L’heure des solutions de sécurité IT en mode cloud serait-elle venue ? C’est la question à laquelle le Gartner tente de répondre dans un nouveau rapport. Et le moins que l’on puisse dire, c’est que la tendance est plutôt bonne… Explications.

Une croissance de 21% par rapport à l’année dernière, presque 6 milliards de dollars et une progression estimée à 9 milliards de dollars à l’horizon 2020, voilà les chiffres du marché des solutions de sécurité en mode cloud. Ce rapport élogieux dressé par le cabinet est en partie lié à la progression notamment des SIEM (gestion des informations et des événements de sécurité) et des IAM (gestion des identités et des accès) : « La sécurité des e-mails, la sécurité du web ainsi que la gestion des identités et des accès restent les trois priorités des organisations en matière de cloud » explique Ruggero Contu, directeur de recherche chez Gartner.

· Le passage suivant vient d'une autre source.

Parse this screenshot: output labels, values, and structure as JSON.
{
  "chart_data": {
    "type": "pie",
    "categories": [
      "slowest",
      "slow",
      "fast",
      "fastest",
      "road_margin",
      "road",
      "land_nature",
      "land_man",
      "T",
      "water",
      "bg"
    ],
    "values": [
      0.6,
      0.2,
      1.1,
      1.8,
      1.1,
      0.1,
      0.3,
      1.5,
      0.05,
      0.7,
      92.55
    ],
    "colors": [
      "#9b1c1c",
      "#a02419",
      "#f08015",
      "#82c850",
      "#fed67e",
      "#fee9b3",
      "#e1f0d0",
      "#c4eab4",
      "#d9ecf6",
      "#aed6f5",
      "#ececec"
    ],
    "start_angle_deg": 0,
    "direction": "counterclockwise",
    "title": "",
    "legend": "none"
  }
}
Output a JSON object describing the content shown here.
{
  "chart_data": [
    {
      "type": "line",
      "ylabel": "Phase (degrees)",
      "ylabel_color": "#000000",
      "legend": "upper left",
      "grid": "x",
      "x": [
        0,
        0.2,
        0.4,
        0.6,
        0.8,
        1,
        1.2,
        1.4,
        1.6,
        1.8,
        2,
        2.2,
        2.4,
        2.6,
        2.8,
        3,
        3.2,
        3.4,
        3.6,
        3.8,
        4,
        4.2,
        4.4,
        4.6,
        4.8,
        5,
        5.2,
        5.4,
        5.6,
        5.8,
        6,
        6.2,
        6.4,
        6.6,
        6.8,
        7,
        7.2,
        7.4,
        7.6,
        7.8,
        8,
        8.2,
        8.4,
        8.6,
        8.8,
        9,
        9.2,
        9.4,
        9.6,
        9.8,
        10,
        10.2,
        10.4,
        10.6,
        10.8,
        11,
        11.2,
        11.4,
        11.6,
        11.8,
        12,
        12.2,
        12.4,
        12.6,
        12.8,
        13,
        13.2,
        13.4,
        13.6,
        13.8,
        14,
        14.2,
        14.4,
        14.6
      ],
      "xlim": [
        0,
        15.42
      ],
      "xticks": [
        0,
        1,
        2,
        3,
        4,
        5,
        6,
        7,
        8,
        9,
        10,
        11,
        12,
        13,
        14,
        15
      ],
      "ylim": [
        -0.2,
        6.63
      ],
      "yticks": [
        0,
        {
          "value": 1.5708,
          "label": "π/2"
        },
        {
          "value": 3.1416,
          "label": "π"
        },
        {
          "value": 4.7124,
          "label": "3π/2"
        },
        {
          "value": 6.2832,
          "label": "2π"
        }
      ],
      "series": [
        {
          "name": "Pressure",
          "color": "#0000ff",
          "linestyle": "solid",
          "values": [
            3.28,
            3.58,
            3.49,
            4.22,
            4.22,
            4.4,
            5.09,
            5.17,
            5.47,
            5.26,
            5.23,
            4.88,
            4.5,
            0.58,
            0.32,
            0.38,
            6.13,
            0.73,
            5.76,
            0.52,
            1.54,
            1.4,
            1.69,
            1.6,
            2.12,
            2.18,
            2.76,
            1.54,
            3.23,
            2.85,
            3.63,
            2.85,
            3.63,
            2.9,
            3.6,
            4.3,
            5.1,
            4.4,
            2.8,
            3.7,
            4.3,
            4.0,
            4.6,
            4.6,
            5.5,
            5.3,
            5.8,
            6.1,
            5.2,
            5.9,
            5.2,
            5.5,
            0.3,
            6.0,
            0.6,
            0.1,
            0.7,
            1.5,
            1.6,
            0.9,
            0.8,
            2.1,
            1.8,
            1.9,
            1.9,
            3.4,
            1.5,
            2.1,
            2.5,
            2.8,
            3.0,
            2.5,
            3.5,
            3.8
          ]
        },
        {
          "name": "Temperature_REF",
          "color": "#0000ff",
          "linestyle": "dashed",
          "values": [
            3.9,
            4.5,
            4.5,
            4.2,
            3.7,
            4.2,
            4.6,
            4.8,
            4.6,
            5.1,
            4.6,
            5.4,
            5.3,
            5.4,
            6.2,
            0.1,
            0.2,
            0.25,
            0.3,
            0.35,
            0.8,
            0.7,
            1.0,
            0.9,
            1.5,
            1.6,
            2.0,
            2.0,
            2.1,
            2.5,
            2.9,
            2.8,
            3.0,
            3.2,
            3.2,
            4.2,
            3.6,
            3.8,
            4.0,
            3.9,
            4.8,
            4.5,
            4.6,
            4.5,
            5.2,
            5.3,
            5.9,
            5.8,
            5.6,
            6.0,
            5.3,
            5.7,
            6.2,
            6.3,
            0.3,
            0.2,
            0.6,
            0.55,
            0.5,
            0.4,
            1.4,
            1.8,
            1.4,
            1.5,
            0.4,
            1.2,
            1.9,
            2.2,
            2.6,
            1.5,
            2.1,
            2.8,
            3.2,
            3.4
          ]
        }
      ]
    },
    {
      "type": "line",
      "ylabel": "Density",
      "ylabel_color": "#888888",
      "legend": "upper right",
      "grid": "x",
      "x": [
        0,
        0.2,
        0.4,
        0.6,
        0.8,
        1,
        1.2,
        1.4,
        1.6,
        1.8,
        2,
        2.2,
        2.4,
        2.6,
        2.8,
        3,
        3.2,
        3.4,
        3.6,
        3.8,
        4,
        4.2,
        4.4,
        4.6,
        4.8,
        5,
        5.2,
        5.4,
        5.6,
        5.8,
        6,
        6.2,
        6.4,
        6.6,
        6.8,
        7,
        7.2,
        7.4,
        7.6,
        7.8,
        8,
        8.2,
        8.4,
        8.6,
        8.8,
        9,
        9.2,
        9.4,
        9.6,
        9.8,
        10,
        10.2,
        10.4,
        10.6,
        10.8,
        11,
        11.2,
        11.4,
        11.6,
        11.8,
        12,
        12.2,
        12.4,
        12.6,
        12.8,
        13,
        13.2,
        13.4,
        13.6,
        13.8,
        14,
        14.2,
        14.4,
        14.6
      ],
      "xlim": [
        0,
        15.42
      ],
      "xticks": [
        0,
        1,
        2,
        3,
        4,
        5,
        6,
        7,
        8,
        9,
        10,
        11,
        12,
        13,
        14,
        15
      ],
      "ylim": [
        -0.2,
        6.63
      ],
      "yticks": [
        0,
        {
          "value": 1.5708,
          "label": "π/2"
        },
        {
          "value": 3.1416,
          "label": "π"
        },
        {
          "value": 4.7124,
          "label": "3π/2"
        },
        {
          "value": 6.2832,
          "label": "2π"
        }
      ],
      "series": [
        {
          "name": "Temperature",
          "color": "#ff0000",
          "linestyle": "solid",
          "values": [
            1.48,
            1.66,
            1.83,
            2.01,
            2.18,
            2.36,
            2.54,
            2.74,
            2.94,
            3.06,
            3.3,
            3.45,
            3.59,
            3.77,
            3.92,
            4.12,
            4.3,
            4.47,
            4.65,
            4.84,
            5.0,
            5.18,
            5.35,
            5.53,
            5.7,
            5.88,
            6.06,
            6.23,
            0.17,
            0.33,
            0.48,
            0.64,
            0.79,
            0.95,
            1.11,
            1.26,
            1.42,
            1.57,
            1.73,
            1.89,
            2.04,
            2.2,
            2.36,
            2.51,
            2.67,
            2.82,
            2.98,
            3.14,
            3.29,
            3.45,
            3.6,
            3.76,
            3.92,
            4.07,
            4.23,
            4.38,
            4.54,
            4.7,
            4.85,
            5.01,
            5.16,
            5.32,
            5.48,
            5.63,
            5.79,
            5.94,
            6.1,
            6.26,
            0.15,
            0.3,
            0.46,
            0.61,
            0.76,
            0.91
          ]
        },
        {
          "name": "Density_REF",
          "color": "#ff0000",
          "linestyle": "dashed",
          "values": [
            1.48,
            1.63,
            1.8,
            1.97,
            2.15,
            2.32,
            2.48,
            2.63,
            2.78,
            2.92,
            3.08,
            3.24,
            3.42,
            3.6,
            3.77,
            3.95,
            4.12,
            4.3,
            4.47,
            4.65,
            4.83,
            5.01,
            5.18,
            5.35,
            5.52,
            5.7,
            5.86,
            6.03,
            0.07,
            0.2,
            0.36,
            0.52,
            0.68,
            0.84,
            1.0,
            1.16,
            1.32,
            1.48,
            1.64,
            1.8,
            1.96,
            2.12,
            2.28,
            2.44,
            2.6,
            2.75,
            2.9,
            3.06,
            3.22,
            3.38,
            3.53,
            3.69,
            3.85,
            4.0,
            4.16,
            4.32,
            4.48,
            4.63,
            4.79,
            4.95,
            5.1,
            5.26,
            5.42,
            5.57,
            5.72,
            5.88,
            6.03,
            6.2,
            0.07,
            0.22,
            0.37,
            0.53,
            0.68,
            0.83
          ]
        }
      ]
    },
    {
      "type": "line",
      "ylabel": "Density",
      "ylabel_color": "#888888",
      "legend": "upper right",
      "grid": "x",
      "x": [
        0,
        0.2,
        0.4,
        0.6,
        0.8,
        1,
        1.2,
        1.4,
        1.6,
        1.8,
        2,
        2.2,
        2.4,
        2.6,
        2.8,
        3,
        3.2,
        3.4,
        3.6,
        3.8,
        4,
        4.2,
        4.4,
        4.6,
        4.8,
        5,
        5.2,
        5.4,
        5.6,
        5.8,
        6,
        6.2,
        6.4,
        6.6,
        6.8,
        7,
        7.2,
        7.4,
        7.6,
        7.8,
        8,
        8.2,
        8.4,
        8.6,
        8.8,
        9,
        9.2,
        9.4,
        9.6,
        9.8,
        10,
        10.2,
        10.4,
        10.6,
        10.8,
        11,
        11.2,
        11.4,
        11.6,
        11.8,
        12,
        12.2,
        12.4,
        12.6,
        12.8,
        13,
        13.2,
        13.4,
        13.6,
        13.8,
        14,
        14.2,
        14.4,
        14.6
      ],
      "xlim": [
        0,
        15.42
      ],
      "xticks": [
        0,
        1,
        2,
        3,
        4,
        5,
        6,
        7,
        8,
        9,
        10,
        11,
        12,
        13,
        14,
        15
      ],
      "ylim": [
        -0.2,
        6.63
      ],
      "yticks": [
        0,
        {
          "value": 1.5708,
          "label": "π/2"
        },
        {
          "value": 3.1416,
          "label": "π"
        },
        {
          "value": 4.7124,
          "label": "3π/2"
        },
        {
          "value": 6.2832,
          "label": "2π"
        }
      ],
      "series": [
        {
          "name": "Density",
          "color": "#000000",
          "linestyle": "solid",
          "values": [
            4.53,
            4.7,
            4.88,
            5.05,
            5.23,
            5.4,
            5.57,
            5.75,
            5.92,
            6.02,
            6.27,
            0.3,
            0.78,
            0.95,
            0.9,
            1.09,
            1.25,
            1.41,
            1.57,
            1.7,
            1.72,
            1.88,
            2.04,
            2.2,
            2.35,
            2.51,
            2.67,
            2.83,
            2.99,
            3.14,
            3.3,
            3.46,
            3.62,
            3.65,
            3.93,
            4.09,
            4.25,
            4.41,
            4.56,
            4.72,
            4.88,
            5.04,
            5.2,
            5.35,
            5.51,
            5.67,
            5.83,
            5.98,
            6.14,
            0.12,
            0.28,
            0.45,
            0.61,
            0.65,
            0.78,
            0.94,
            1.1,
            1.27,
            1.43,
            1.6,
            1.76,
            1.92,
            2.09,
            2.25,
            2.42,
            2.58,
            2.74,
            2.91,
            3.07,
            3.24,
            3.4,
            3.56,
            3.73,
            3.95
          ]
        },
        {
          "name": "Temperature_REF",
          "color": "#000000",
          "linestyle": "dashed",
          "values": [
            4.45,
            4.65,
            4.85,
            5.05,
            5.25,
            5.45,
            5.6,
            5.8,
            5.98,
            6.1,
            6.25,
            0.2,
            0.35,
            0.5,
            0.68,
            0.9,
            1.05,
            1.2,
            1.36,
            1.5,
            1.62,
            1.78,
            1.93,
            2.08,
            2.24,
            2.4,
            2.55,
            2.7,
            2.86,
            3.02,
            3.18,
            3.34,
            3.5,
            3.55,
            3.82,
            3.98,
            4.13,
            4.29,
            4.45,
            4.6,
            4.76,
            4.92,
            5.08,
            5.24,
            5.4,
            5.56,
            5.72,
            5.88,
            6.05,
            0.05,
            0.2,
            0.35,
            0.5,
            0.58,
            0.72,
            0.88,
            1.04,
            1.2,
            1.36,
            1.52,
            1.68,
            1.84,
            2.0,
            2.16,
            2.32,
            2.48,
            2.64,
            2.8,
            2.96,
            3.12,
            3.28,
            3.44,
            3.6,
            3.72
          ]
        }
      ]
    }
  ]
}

Autre fait notable que met en évidence le rapport, c’est la topologie des clients qui voit de plus en plus de PME concernés par le « cloud security ». De plus en plus conscientes d’être une cible privilégiée, les PME sautent le pas du cloud aussi pour une question financière. Ce qui offre un nouveau business model comme l’explique Ruggero Contu : « Partout, un des objectifs prioritaire des fournisseurs doit être le passage d’un modèle basé sur la possession et la vente d’un produit à un modèle basé sur la vente et le support des services en cours ».

L’évolution du marché est très probablement la conséquence d’une actualité toujours plus menaçante en termes de cybercriminalité. Les ransomware se multiplient, deviennent de plus en plus versatiles et se propagent toujours plus vite.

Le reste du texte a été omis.